Moneda corriente en los estudios gramaticales
de nuestra lengua es el tema de los verbos transitivos. Yo, en cambio, nada he
escuchado al respecto de tiempos transitivos. El copretérito es un tiempo
transitivo, puente franco tendido entre pasado y presente que, como corresponde
a todo puente que se precie de serlo, se halla en ambas orillas aunque no está
en ninguna de ambas, sino en el tránsito irresoluto que va y viene de una a
otra. Tiempo transitivo como el pospretérito, tendido a su vez entre presente y
futuro (caminaría, llovería, empezaría, comería, lloraría), sin llegar a la
complejidad de los tiempos compuestos, donde entre análogas florituras, el
futuro puede proyectarse como pasado (habré llovido), o la acción neutralizarse
en la más inquietante pasividad (haber
llovido).
De acuerdo, pues, con la conclusión que al
sonar la campana de salida en el pasillo llevaban consignada nuestras libretas,
el copretrérito alude a una acción iniciada pero no necesariamente concluida.
Años después, ya sin campana en el pasillo, leí que tratándose de copretrérito
lo indefinido corresponde no sólo al término de la acción, sino también a su
inicio, lo cual ratificó en mí la certidumbre de su naturaleza transitiva.
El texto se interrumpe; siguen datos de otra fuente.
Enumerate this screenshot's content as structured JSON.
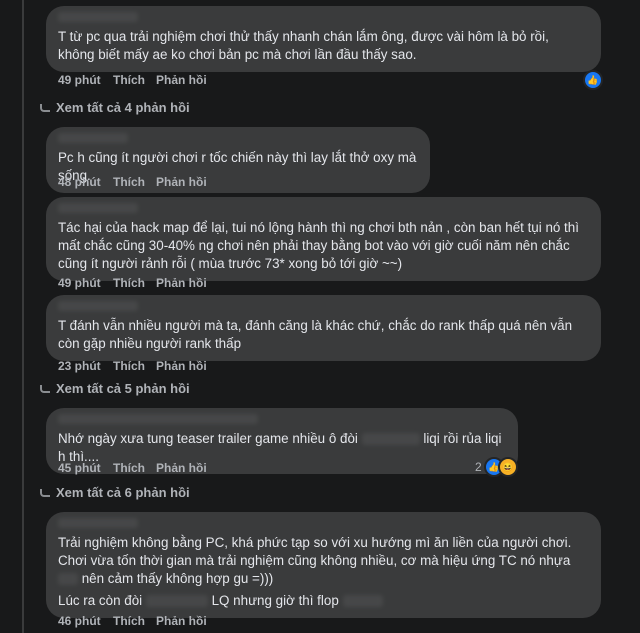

Si me he extendido hasta la minucia en esto de
las apoyaturas técnicas de la sensación copretérita, es sobre todo con el afán
de lograr aprehenderla de manera debida a la hora de tratar de ubicar su sitio
justo en el ejercicio de la memoria. ¿Pero en qué consiste eso del ejercicio de la memoria? ¿Ejercitamos la memoria o es la memoria
quien se ejercita a través de nosotros? ¿Recordamos o somos un pretexto para
que el recuerdo pueda inventarse una y otra vez?
No lo sé. Sólo sé que al recordar descubro en
mí prendas pretéritas y prendas copretéritas. Prendas cuyo fascinante influjo
proviene de su condición de cosa concluida, de verdad consumada; prendas que me
contemplan desde la modesta dignidad de lo irrecuperable. Pero también prendas
que al ser convocadas, no importa que provengan de un ayer en apariencia
lejano, se manifiestan como huella viva, multiplicadas cuentas de un ajuste
pendiente con algo más que el tiempo. Puede resultar pretérita una impresión de
hace cinco minutos, y copretérita una de hace veinte años.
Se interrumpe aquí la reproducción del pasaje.